You are a math teacher. I follow you because you usually write thoughtful posts. I was surprised at your misuse of numbers.

on December 15, 2013 at 11:27 am |John ScammellSue,

Thanks for taking the time to comment. For the record, t’s not the first time you’ve corrected my math. http://thescamdog.wordpress.com/2011/05/31/radical-ruler/#comments

If I may steal from Adam Spencer, paraphrasing, rather than directly quoting: In a room full of normal people, I’m a mathematical genius. In a room full of mathematicians, I’m a freaking idiot.

In my haste to hit publish, I checked grammar, but not math. Sorry to have offended you with sloppy numbers. A better wording would have been: Based on what I see from Singapore, they spend 1/3 of their assignable time in a classroom. I spend 7/8 of my assignable time in a classroom. In an 8 block rotation, I am assigned to teach 7 and prepare during 1.

The second one that you called me on was apples to oranges, and I was aware of that. In my defence, I’m trying to keep my posts shorter, or I would have elaborated on those conflated numbers (I will admit that I had to google that word). If I can find comparable ones, I will update. I suspect their 5 year rate is higher than the 14% you calculated, because if they’re like us, the teachers who leave will leave sooner rather than later. I suspect our overall rate is lower than 33% for the same reason. I just don’t have the numbers.

I’m sorry I disappointed you. I respect you for calling me on it.
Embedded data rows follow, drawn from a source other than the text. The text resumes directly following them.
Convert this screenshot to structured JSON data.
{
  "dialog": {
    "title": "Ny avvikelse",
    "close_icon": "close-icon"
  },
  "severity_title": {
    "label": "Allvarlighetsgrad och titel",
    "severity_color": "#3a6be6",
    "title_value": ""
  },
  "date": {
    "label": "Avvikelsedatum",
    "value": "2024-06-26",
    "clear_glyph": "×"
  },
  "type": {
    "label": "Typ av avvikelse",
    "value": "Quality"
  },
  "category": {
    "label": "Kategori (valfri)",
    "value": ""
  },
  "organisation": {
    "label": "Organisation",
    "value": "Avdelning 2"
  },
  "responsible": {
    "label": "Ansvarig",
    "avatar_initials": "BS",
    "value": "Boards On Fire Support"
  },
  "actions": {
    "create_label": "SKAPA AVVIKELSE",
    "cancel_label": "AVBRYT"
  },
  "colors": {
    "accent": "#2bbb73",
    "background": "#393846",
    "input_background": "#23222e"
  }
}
Here’s the easy questions to answer. Our most common schedule model at the HS level is 4 blocks a day. In 3 of those, I see the same class every day for a semester. In the other one, I see the same class every other day for the whole year. I alternate between teaching 4/4 and 3/4 periods in a day. Some schools can’t schedule this way, and their teachers teach 4/4 every day for one semester and 3/4 every day for the other semester. I taught that way once. The 4/4 semester was awful. I was exhausted and scrambling to keep up all semester long.

Here’s the article I was referring to: http://www.edmontonjournal.com/news/Staples+Teacher+quality+more+impact+education+outcomes+than+class+size/9271030/story.html

on December 15, 2013 at 11:41 am |suevanhattumThank you, John, for your quick response. I used to teach statistics, and I think it’s very important to argue one’s position accurately. (That other “correction” was minor, and re-reading the post reminds me how much I like your work!)